The MKI production was since the beginning supposed to happen in four phases, gradually increasing the indigenous content in the aircraft. In the first stage the Sukhois were built from completed knocked down kits moving to semi knocked down kits in subsequent stages.
In the fourth phase it is largely made from our own manufactured equipment.
The Sukhoi Su-30MKI, which Indian aviation enthusiasts venerate more than any other fighter, owes much of its success to the DRDO-run Project Vetrivale, which was possible only because of the sweat and toil that went into the LCA programme. In the process, the nation has developed a respectable system of specialised companies and suppliers that can contribute to future projects. Astra Microwave, Data Patterns, and Samtel are just a few examples of companies that cut their teeth on the LCA and now offer world-class aerospace components, subsystems and services.
The benefits of the technologies and infrastructure developed as a result of these programmes extend beyond individual projects. Owing to their strategic nature, they have the potential to strongly influence economic and national security outcomes for the better. One could argue that they already do. They have enabled the manufacture of engineered systems for civilian and military use that are tailored to local requirements, as well as spin-offs in other sectors of the economy.
To take just one example, some of the technologies developed in the course of the Tejas’ Kaveri engine programme are now used by Bharat Heavy Electricals Limited (BHEL) in the manufacture of gas turbine engines for power generation. If exploited properly, they shall go a long way towards limiting the expenditure of foreign exchange on imported weaponry that generates very little economic benefit.

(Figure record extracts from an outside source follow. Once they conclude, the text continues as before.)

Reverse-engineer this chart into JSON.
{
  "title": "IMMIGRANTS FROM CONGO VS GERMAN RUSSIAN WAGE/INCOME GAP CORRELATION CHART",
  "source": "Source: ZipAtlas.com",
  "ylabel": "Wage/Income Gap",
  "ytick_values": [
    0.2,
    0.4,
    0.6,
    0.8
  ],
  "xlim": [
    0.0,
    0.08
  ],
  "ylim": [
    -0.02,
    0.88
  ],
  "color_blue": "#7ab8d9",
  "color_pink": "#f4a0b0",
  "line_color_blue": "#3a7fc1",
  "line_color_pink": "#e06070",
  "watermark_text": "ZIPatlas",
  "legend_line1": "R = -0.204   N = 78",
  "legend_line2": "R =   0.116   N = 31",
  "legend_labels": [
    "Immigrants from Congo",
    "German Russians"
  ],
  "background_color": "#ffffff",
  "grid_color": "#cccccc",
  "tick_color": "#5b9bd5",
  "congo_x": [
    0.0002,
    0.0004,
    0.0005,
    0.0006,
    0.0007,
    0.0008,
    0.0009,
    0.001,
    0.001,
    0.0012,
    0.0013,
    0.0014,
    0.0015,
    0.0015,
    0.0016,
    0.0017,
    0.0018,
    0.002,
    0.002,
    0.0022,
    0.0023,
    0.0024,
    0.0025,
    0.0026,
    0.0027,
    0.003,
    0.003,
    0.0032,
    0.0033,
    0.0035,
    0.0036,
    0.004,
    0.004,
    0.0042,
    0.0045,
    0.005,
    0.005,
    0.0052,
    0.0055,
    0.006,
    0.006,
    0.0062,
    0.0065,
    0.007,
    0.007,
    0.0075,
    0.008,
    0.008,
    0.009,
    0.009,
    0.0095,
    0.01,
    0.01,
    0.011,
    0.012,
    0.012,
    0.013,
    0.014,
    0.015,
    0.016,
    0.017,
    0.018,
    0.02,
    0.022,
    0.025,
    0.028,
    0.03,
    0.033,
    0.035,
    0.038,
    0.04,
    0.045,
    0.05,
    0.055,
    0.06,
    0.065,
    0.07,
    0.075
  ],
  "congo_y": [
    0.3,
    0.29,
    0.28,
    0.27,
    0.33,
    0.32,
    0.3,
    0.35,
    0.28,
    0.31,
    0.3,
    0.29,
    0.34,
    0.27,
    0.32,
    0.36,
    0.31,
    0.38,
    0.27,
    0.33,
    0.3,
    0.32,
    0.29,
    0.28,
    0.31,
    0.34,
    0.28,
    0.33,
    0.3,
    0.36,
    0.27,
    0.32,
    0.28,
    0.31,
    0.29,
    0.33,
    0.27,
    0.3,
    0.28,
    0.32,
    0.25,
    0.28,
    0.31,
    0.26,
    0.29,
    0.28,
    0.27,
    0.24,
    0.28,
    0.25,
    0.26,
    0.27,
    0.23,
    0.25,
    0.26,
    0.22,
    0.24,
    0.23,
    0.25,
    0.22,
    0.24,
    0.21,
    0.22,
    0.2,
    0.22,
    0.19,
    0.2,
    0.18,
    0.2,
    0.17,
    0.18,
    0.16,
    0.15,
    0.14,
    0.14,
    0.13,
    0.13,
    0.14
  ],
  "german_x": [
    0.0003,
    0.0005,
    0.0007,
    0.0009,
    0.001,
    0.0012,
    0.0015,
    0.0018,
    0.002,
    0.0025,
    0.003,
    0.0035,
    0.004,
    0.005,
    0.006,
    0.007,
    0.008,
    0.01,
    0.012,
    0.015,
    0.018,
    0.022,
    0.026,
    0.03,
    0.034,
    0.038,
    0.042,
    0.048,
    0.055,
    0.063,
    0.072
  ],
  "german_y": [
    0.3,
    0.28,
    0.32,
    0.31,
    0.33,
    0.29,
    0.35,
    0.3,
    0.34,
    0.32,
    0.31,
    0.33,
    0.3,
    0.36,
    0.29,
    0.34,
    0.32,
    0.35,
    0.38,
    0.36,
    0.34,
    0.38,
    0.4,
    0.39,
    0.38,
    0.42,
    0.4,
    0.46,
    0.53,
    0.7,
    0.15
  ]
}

More importantly, they shall empower the nation to take (or threaten) military action while limiting the risks of coercive pressure from hostile countries that might use technology embargoes or the termination of military sales to restrict the supply of critical military equipment.
The upgrade programs of many old fighter planes in IAF was facilitated due to the advanced avionics developed for Su-30 MKI. It all happened because of Project Vetrivale. That we were able to use them thus creating greater orders for the big aviation ecosystem in India.
And that is the real benefit of inducting a locally-made jet in large numbers, even though it may fall short on certain performance parameters. As Shiv Aroor so rightly says, the endless bickering over minute technical details has to stop.
And with the technological know-how as well as an industrial ecosystem largely in place, the development of the next generation of fighter is bound to be a little smoother, a little less uncertain, and constrained by fewer technological hurdles than the LCA was.
The manufacturing sector ecosystem developed by Su-30 MKI and advanced test facilities developed by LCA program. This why we must celebrate the success of Sukhoi Su-30 MKI.